Der ÖFB schießt sich selbst ins Knie

Der ÖFB schießt sich selbst ins Knie

Der Brief der Sponsoren hat den ÖFB ins Mark getroffen. Der sieht seine Souveränität gefährdet. Eine inhaltliche Diskussion darüber findet aber nicht statt. Stattdessen schießt man sich selbst ins Knie.

Hätte es das Sprichwort "Jedes Schrifterl ein Gifterl" bisher nicht gegeben, man hätte es für den ÖFB erfinden müssen.

Kaum ein Tag vergeht, an dem nicht interne Dokumente aus dem Verband an die Öffentlichkeit weitergespielt werden. Die Medien freut es, für das Image des Verbandes ist es der Supergau. Der ÖFB ist seit Jahren ein offenes Buch.

Gartner-Mail an Präsidium

Wie das Profil nun aktuell berichtet, hat ÖFB-Vizepräsident Johann Gartner auf die offenen Briefe der wichtigsten Verbandssponsoren reagiert. Bekanntlich haben insgesamt sieben Partner des größten Sportverbands Österreichs damit gedroht, ihre Verträge nicht mehr zu verlängern. "Warum wird mit Sponsoren-/Medienunterstützung ÖFB-Personalpolitik – über die Medien – betrieben?", zitiert das Profil den Niederösterreicher in einer eMail, die Gartner an seine Präsidiumskollegen geschickt hat.

Zunächst: Die Frage, die Gartner stellt, ist eigentlich leicht zu beantworten: Weil der ÖFB im Machtkampf versunken ist.

Gartner stellt in dem eMail weiters fest: "Dritte sollen NICHT über Externe (Teamspieler, Teamchef, Sponsoren …) von außen versuchen, die Abläufe/ Entscheidungen zu beeinflussen UND damit das Image des ÖFB in den Dreck ziehen!"

"Werde keinen Sponsor fragen"

Im Profil meint nun ÖFB-Interimspräsident Wolfgang Bartosch: "Die Sponsoren denken, dass nur ein Externer Frieden bringen kann. Aber der Externe muss auch eine entsprechende Mehrheit im Präsidium haben", betont er. Bartosch selbst werde jedenfalls "keinen Sponsor fragen, wen ich wählen soll. Ich bin stimmberechtigt und wähle, was ich für richtig halte."

Der Steirer trifft dabei einen wunden Punkt. Der Brief der Sponsoren hat den Verband bis ins Mark getroffen, und dessen Souveränität infrage gestellt.

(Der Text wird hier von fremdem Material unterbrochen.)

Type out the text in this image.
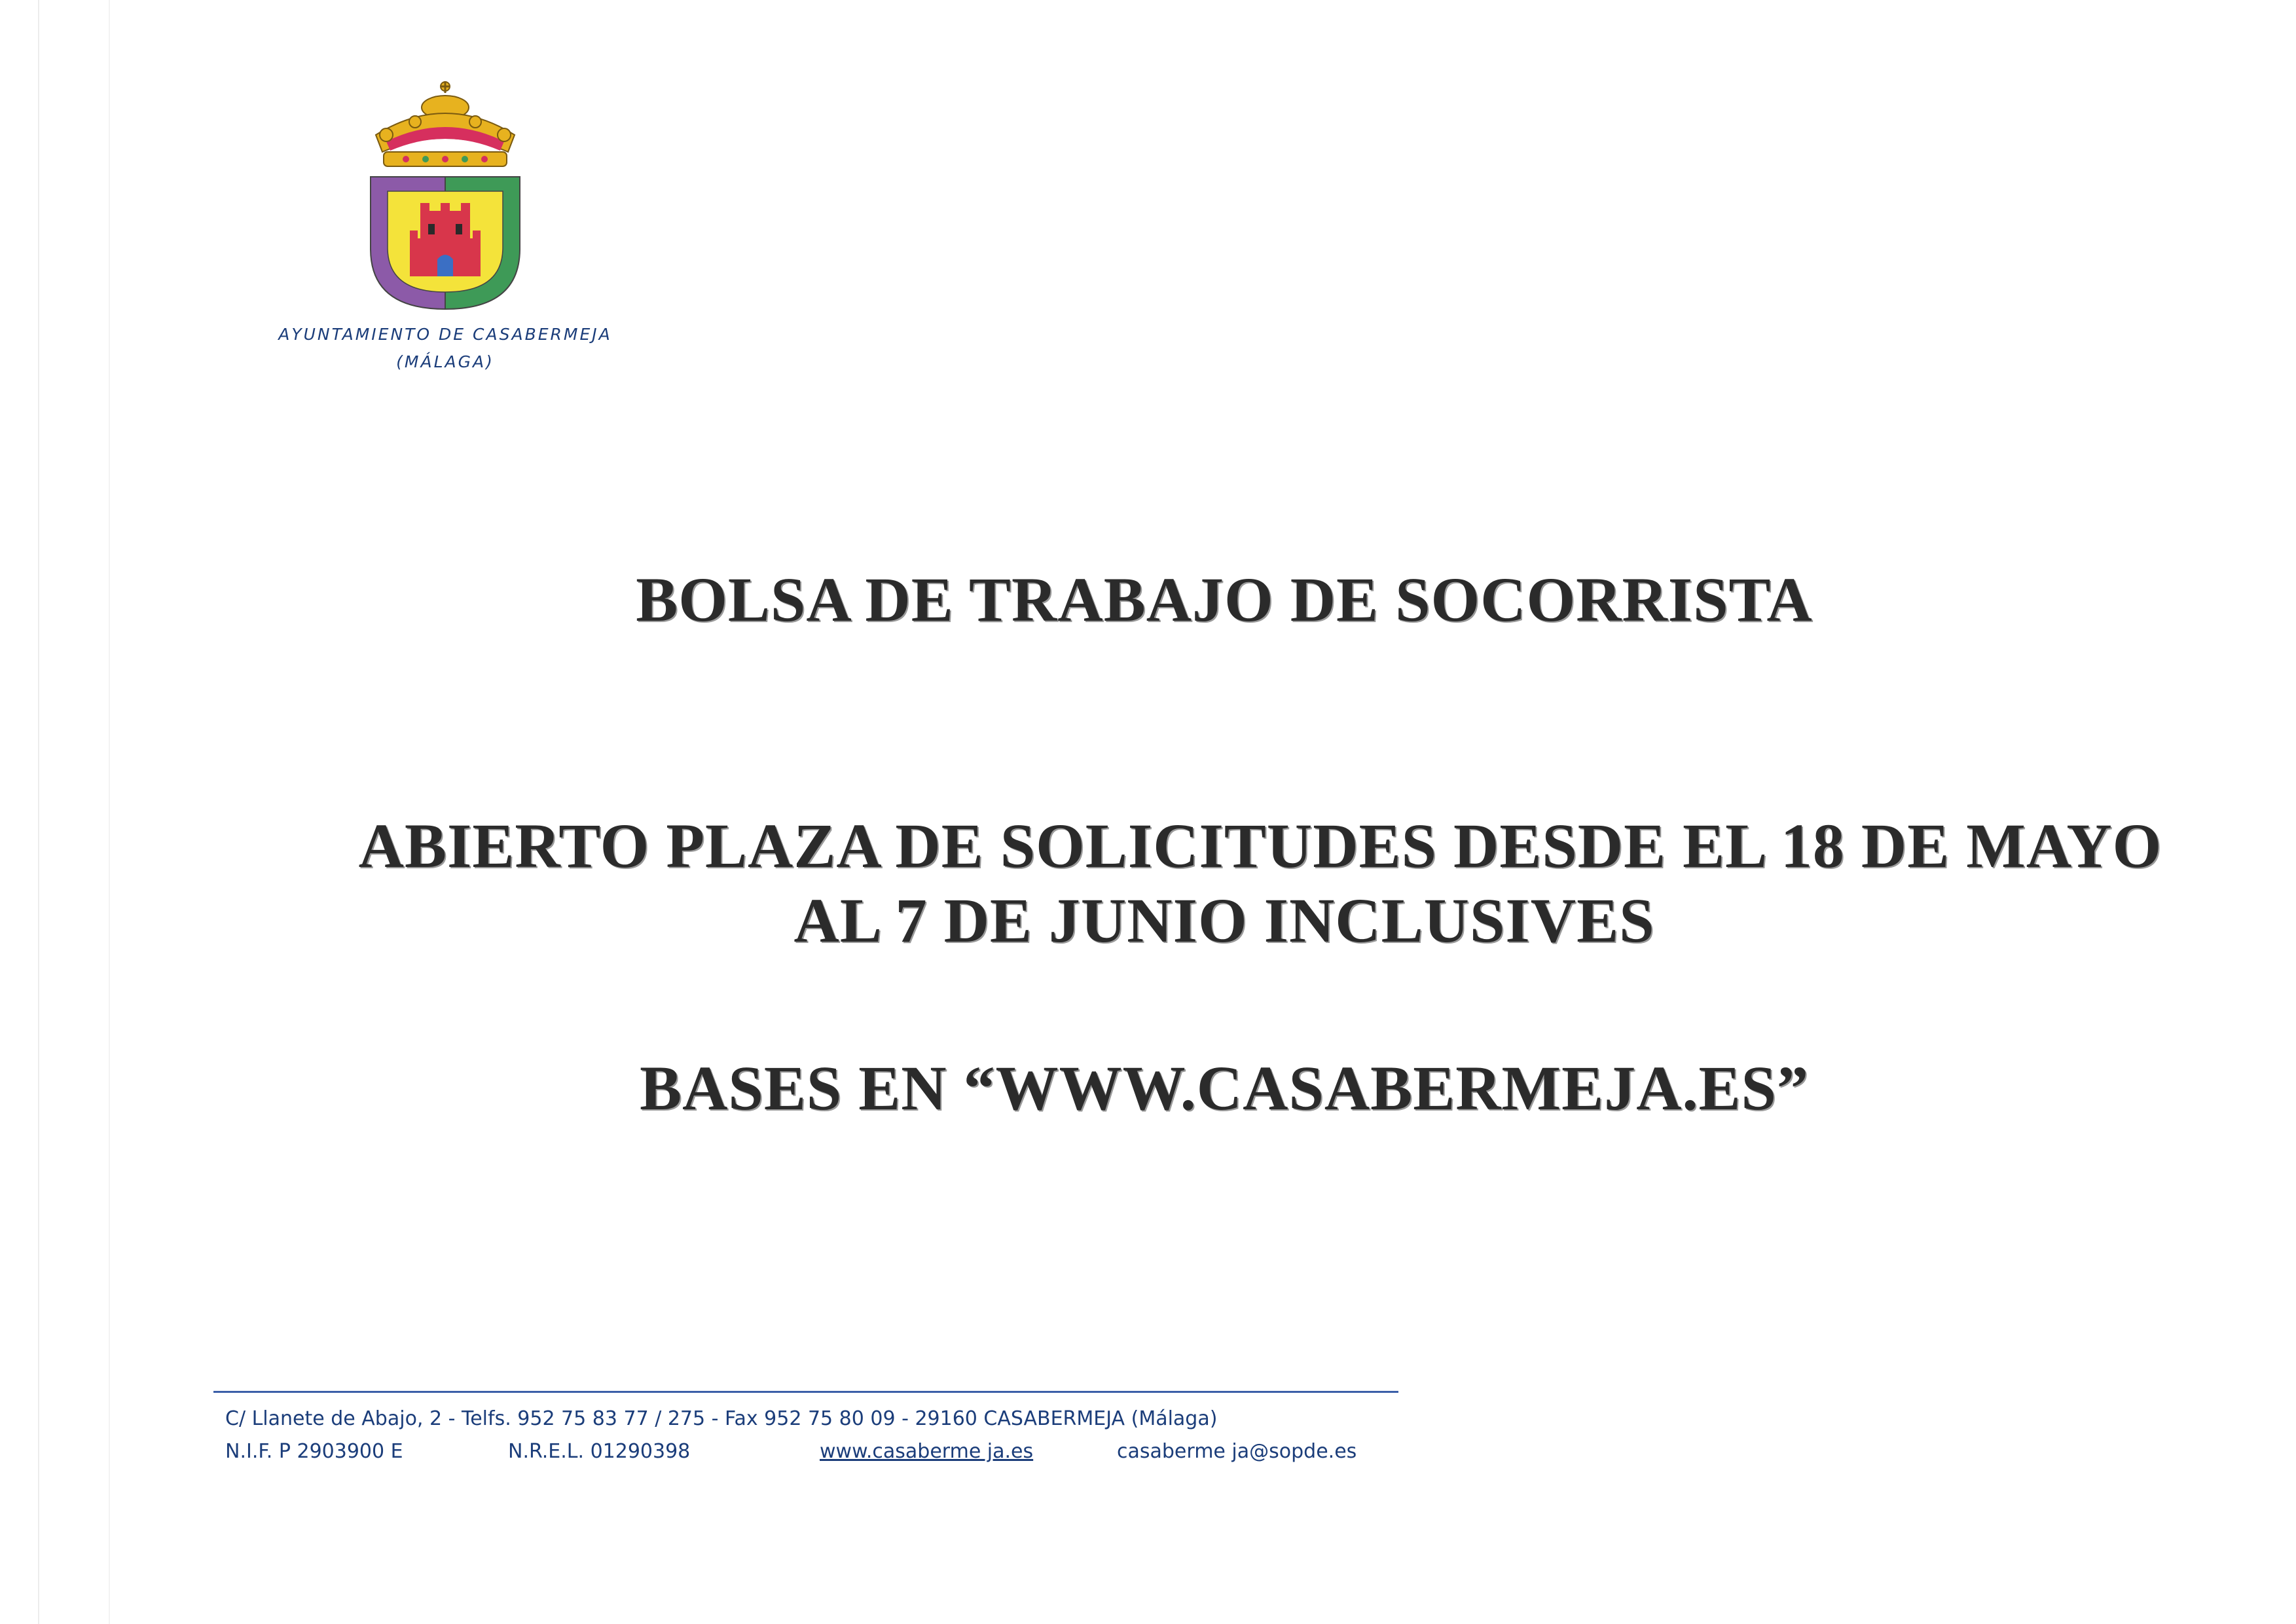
AYUNTAMIENTO DE CASABERMEJA
(MÁLAGA)
BOLSA DE TRABAJO DE SOCORRISTA
ABIERTO PLAZA DE SOLICITUDES DESDE EL 18 DE MAYO
AL 7 DE JUNIO INCLUSIVES
BASES EN “WWW.CASABERMEJA.ES”
C/ Llanete de Abajo, 2 - Telfs. 952 75 83 77 / 275 - Fax 952 75 80 09 - 29160 CASABERMEJA (Málaga)
N.I.F. P 2903900 E	N.R.E.L. 01290398	www.casaberme ja.es	casaberme ja@sopde.es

Dass sich Sponsoren in die Strategie oder gar die Personalpolitik derart einmischen, ist anmaßend. Andererseits: sie haben das jämmerliche Schauspiel auch lange ertragen (müssen).

Gartners Übermut

Dass die eMail Gartners den Weg an die Öffentlichkeit gefunden hat, ist nicht weiter tragisch. Der Inhalt ist nachvollziehbar und eigentlich richtig. Tragisch ist eher, wie er in weiterer Folge damit umgeht.

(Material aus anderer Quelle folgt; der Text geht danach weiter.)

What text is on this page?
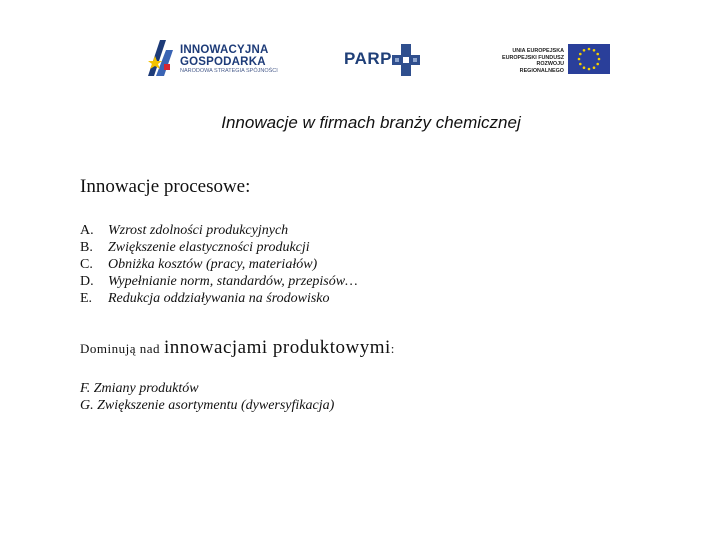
INNOWACYJNA
GOSPODARKA
NARODOWA STRATEGIA SPÓJNOŚCI
PARP	UNIA EUROPEJSKA
EUROPEJSKI FUNDUSZ
ROZWOJU REGIONALNEGO
Innowacje w firmach branży chemicznej
Innowacje procesowe:
A. Wzrost zdolności produkcyjnych
B. Zwiększenie elastyczności produkcji
C. Obniżka kosztów (pracy, materiałów)
D. Wypełnianie norm, standardów, przepisów…
E. Redukcja oddziaływania na środowisko
Dominują nad innowacjami produktowymi:
F. Zmiany produktów
G. Zwiększenie asortymentu (dywersyfikacja)
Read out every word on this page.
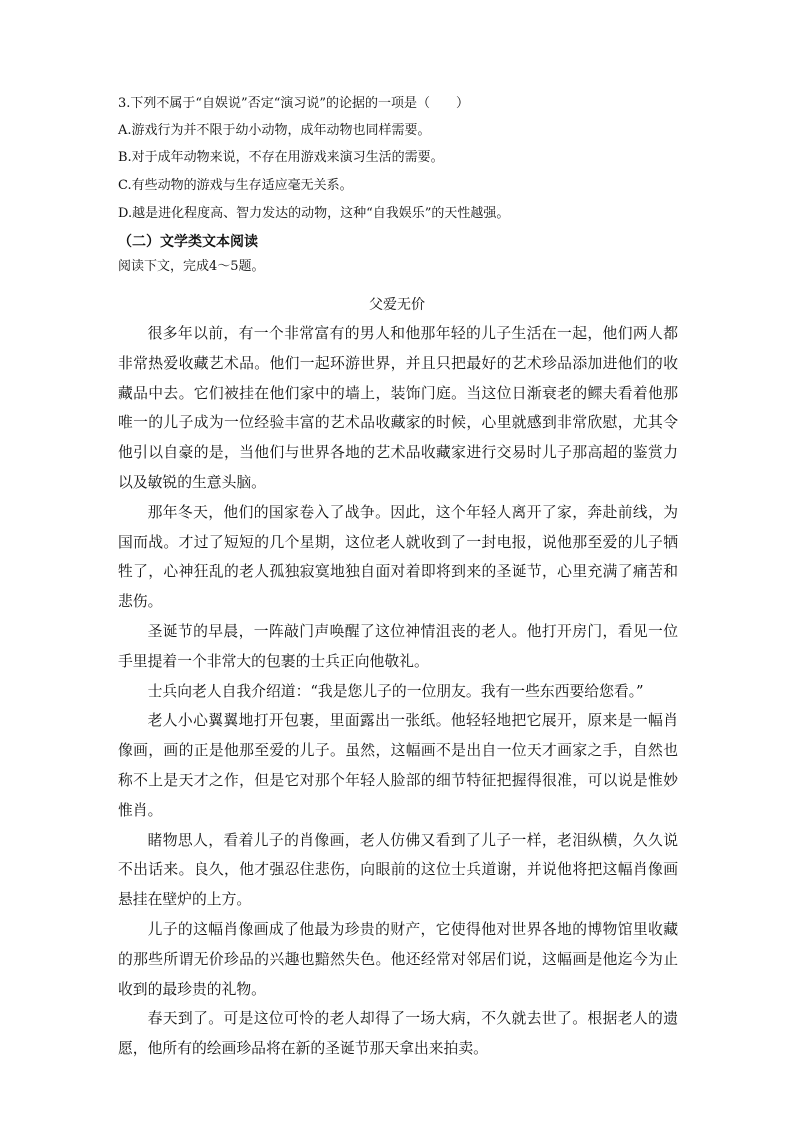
3.下列不属于“自娱说”否定“演习说”的论据的一项是（　　）
A.游戏行为并不限于幼小动物，成年动物也同样需要。
B.对于成年动物来说，不存在用游戏来演习生活的需要。
C.有些动物的游戏与生存适应毫无关系。
D.越是进化程度高、智力发达的动物，这种“自我娱乐”的天性越强。
（二）文学类文本阅读
阅读下文，完成4～5题。
父爱无价

很多年以前，有一个非常富有的男人和他那年轻的儿子生活在一起，他们两人都非常热爱收藏艺术品。他们一起环游世界，并且只把最好的艺术珍品添加进他们的收藏品中去。它们被挂在他们家中的墙上，装饰门庭。当这位日渐衰老的鳏夫看着他那唯一的儿子成为一位经验丰富的艺术品收藏家的时候，心里就感到非常欣慰，尤其令他引以自豪的是，当他们与世界各地的艺术品收藏家进行交易时儿子那高超的鉴赏力以及敏锐的生意头脑。

那年冬天，他们的国家卷入了战争。因此，这个年轻人离开了家，奔赴前线，为国而战。才过了短短的几个星期，这位老人就收到了一封电报，说他那至爱的儿子牺牲了，心神狂乱的老人孤独寂寞地独自面对着即将到来的圣诞节，心里充满了痛苦和悲伤。

圣诞节的早晨，一阵敲门声唤醒了这位神情沮丧的老人。他打开房门，看见一位手里提着一个非常大的包裹的士兵正向他敬礼。

士兵向老人自我介绍道：“我是您儿子的一位朋友。我有一些东西要给您看。”

老人小心翼翼地打开包裹，里面露出一张纸。他轻轻地把它展开，原来是一幅肖像画，画的正是他那至爱的儿子。虽然，这幅画不是出自一位天才画家之手，自然也称不上是天才之作，但是它对那个年轻人脸部的细节特征把握得很准，可以说是惟妙惟肖。

睹物思人，看着儿子的肖像画，老人仿佛又看到了儿子一样，老泪纵横，久久说不出话来。良久，他才强忍住悲伤，向眼前的这位士兵道谢，并说他将把这幅肖像画悬挂在壁炉的上方。

儿子的这幅肖像画成了他最为珍贵的财产，它使得他对世界各地的博物馆里收藏的那些所谓无价珍品的兴趣也黯然失色。他还经常对邻居们说，这幅画是他迄今为止收到的最珍贵的礼物。

春天到了。可是这位可怜的老人却得了一场大病，不久就去世了。根据老人的遗愿，他所有的绘画珍品将在新的圣诞节那天拿出来拍卖。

Einige Sponsoren, die gerne einsteigen würden, haben schon angerufen. Das Nationalteam ist attraktiv und medienwirksam. Wir könnten mögliche Ausfälle über Nacht auffangen. Da mache ich mir keine Sorgen.

Johann Gartner

Denn im Interview mit dem Profil legt Gartner nun nach, und meint angesprochen auf den möglichen Ausstieg von Sponsoren: "Einige Sponsoren, die gerne einsteigen würden, haben schon angerufen. Das Nationalteam ist attraktiv und medienwirksam. Wir könnten mögliche Ausfälle über Nacht auffangen. Da mache ich mir keine Sorgen."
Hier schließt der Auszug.